À l'époque de Charles Darwin, la cohorte de questions sur la nature des espèces fait couler beaucoup d'encre - et elle continue encore aujourd'hui, notamment pour deux d'entre elles : qu'est-ce qu'une espèce ? D'où vient ce qui la différencie d'une autre ? À la première, le naturaliste anglais n'entend pas donner de réponse, puisqu'il ne trouve aucune définition satisfaisante, se contentant de remarquer que chaque naturaliste "sait vaguement ce qu'il veut dire quand il parle d'une espèce". À l'époque, seules comptent les différences morphologiques (couleurs, forme, taille, etc.). À la seconde, en revanche, alors que l'époque est au "fixisme" (les espèces ont été créées telles quelles), il oppose déjà une conviction née de sa compilation géniale des connaissances de son temps et de ses propres observations : "Les espèces ne sont pas immuables." Si l'idée n'est pas de lui, c'est avec son ouvrage phare qu'elle s'impose. De quoi, dès lors, esquisser un "arbre du vivant", où toutes les espèces s'enchaînent et se ramifient. Voilà pour les différences. La théorie se tient... sauf qu'elle ne dit pas d'où viennent les changements, ni en quoi ils consistent.
Aujourd'hui, les chercheurs sont capables de remonter aux causes premières des divergences, au cour même des organismes, dans leur patrimoine génétique. Darwin parlait de "variations", faute de mieux ; les généticiens, eux, parlent de mutations qui viennent changer les gènes présents sur l'ADN (voir "Les lois de l'hérédité"). À partir de là, deux groupes indépendants vont accumuler chacun de son côté des mutations différentes, jusqu'à devenir deux espèces séparées.
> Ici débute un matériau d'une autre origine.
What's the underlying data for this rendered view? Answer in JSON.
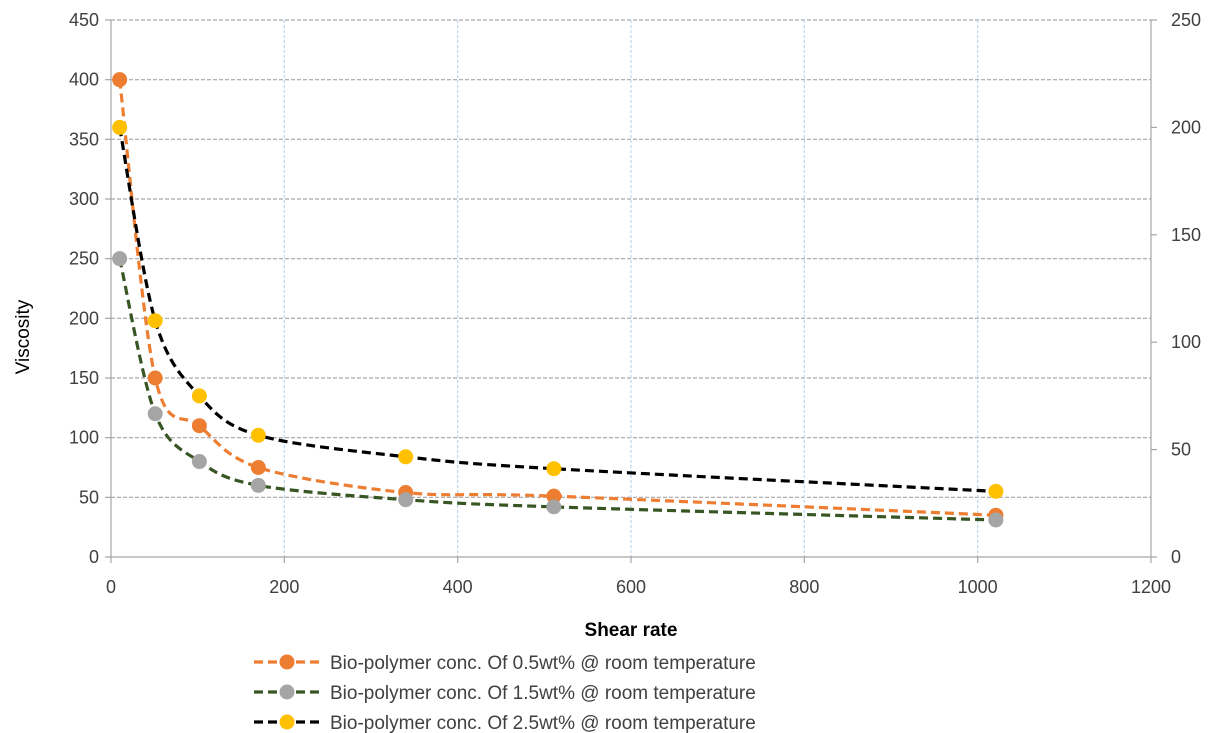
{
  "chart_data": {
    "type": "scatter",
    "title": "",
    "xlabel": "Shear rate",
    "ylabel": "Viscosity",
    "y2label": "",
    "xlim": [
      0,
      1200
    ],
    "ylim": [
      0,
      450
    ],
    "y2lim": [
      0,
      250
    ],
    "x_ticks": [
      0,
      200,
      400,
      600,
      800,
      1000,
      1200
    ],
    "y_ticks": [
      0,
      50,
      100,
      150,
      200,
      250,
      300,
      350,
      400,
      450
    ],
    "y2_ticks": [
      0,
      50,
      100,
      150,
      200,
      250
    ],
    "grid": true,
    "legend_position": "bottom",
    "series": [
      {
        "name": "Bio-polymer conc. Of 0.5wt% @ room temperature",
        "color": "#ED7D31",
        "line_style": "dashed",
        "x": [
          10,
          51,
          102,
          170,
          340,
          511,
          1021
        ],
        "y": [
          400,
          150,
          110,
          75,
          54,
          51,
          35
        ]
      },
      {
        "name": "Bio-polymer conc. Of  1.5wt% @ room temperature",
        "color": "#A5A5A5",
        "line_color": "#375623",
        "line_style": "dashed",
        "x": [
          10,
          51,
          102,
          170,
          340,
          511,
          1021
        ],
        "y": [
          250,
          120,
          80,
          60,
          48,
          42,
          31
        ]
      },
      {
        "name": "Bio-polymer conc. Of 2.5wt% @ room temperature",
        "color": "#FFC000",
        "line_color": "#000000",
        "line_style": "dashed",
        "x": [
          10,
          51,
          102,
          170,
          340,
          511,
          1021
        ],
        "y": [
          360,
          198,
          135,
          102,
          84,
          74,
          55
        ]
      }
    ]
  }
}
Voilà pour le schéma général.
Or, il y a trente-cinq ans à peine, une équipe internationale est parvenue à identifier une portion de l'ADN d'une souris qui, une fois mutée, donne à ses cellules une membrane du noyau différente de celle des souris non mutées. Au point qu'animaux mutés et non mutés ne peuvent pas plus se croiser qu'un chat avec un chien. Le gène responsable ne sera identifié qu'en... janvier 2009. C'est dire si le sujet reste d'actualité. Aujourd'hui, une demi-douzaine de ces gènes dits "de spéciation" sont connus chez les animaux et les végétaux.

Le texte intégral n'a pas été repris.